Pension libre complémentaire : tout ce qu’il faut savoir

Parjulesgerard363

Pension libre complémentaire : tout ce qu’il faut savoir

Une fois retraité, les sources d’argent diminuent considérablement. La pension a été instaurée afin de rééquilibrer le pouvoir d’achat des seniors, mais elle est loin d’être suffisante. Des pensions complémentaires ont alors vu le jour pour combler la lacune.

La pension libre complémentaire pour les travailleurs salariés (PLCS) est la seconde pension de retraite spécialement conçue pour les employés du secteur privé. Voici les points essentiels sur lesquels se pencher pour une meilleure compréhension.
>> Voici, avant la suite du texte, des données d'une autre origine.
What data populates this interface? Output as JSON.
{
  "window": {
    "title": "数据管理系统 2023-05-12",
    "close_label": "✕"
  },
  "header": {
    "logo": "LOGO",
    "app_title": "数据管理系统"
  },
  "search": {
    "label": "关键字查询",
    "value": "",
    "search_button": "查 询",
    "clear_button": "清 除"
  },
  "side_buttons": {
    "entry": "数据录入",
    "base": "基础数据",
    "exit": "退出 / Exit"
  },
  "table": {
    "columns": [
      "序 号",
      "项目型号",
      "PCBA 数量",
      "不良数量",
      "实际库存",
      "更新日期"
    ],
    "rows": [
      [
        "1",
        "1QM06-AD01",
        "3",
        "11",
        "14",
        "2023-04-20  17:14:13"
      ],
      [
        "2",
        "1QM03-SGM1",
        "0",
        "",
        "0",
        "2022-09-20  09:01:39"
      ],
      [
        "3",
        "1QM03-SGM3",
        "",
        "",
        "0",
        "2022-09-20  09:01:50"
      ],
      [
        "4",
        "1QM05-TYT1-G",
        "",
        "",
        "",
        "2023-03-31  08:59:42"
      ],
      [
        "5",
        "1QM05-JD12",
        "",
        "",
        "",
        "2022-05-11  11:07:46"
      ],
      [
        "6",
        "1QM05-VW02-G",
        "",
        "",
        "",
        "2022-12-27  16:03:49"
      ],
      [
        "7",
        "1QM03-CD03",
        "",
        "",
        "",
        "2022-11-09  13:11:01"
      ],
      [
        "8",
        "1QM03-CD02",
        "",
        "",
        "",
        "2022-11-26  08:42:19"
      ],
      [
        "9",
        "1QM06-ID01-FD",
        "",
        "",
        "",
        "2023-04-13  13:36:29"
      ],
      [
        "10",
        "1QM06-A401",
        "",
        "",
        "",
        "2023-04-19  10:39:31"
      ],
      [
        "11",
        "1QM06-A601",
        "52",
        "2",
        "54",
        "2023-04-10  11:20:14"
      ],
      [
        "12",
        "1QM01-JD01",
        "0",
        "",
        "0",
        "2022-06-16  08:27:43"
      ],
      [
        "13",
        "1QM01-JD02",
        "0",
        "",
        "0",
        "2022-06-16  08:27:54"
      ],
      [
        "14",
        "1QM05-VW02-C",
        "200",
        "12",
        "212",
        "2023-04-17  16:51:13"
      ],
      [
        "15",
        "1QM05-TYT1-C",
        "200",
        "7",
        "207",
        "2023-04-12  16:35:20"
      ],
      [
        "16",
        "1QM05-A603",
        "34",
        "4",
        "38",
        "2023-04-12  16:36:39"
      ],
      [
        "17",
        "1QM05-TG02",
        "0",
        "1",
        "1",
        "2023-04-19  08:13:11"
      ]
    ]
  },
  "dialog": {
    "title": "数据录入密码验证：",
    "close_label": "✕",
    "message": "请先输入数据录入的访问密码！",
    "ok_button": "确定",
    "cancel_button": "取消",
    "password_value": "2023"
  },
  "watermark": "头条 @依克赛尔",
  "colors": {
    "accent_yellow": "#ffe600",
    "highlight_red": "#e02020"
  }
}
Raison d’être de la pension libre complémentaire pour les travailleurs salariés

Contrairement à la pension de base, la pension libre complémentaire n’est pas obligatoire au sein d’une entreprise. Si certains employeurs mettent en place un plan de pension pour ses salariés, d’autres n’en voient pas l’utilité. Dans le but d’aider certains employés, l’État propose une nouvelle forme de constitution de pension.

Un 2e pilier de pension est actuellement disponible pour ceux qui souhaitent augmenter la prime à recevoir une fois contrainte à partir en retraite.

Les étapes pour souscrire à une PLCS

Si l’employeur ne prévoit aucune retraite complémentaire, un travailleur peut bien se constituer une pension libre. Et même si tel est le cas, l’individu reste éligible à la souscription d’une PLCS. Pour ce faire, il doit passer par les étapes suivantes :

  • Choisir un organisme de pension : le choix entre une compagnie d’assurance et un fonds de pension s’impose.
  • Établissement d’une convention de PLCS : sélection des produits qui répondent à leurs besoins, ajout d’options à la demande, négociations des termes et signature du contrat.

Il est bien de remarquer que l’employeur n’est en aucun cas partie prenante à cette convention. Toutefois, il doit être prévenu de la démarche. Ainsi, il va retenir sur son salaire net le montant convenu, et va le verser à l’organisme de pension.

Dans cette optique, le concerné épargne à ses dépens et son employeur ne va pas y apporter une quelconque contribution. À l’instar de la pension de retraite de base, la PLCS n’est versée qu’au départ à la retraite légale. Elle a toutefois hérité des quelques exceptions de sa parente.

Les règles fondamentales relatives à une PLCS

En principe, chaque individu est libre de décider du montant qu’il va épargner durant toute une année. Cependant, le montant maximal autorisé est soumis à des conditions non négociables.

  • Pour les non affiliés à un autre plan de pension complémentaire (que ce soit organisé par l’entreprise ou le secteur d’activité), ils peuvent épargner un montant équivalent à 1620 euros par an. De même pour les personnes qui perçoivent un revenu important, le montant est plafonné à 3% de son salaire.
  • Pour les déjà affilés, le plafond sera diminué de l’augmentation accordée au cours des deux années précédentes des réserves de pension déjà constituées.

Chacun peut quand même épargner moins, selon ses ressources. Il n’y a pas de contribution minimum, le but étant de préparer ses vieux jours et non de s’appauvrir dès maintenant. Par ailleurs, les contributions sont imposables d’une taxe de 4,4% et sonne accès à une réduction de 30 % à l’impôt des personnes physiques.

L’organisme de pension peut gérer l’argent de deux façons. Mais que ce soit le produit d’assurance 21 ou 23, on n’est jamais à l’abri d’une dévalorisation du montant placé une fois la retraite venue.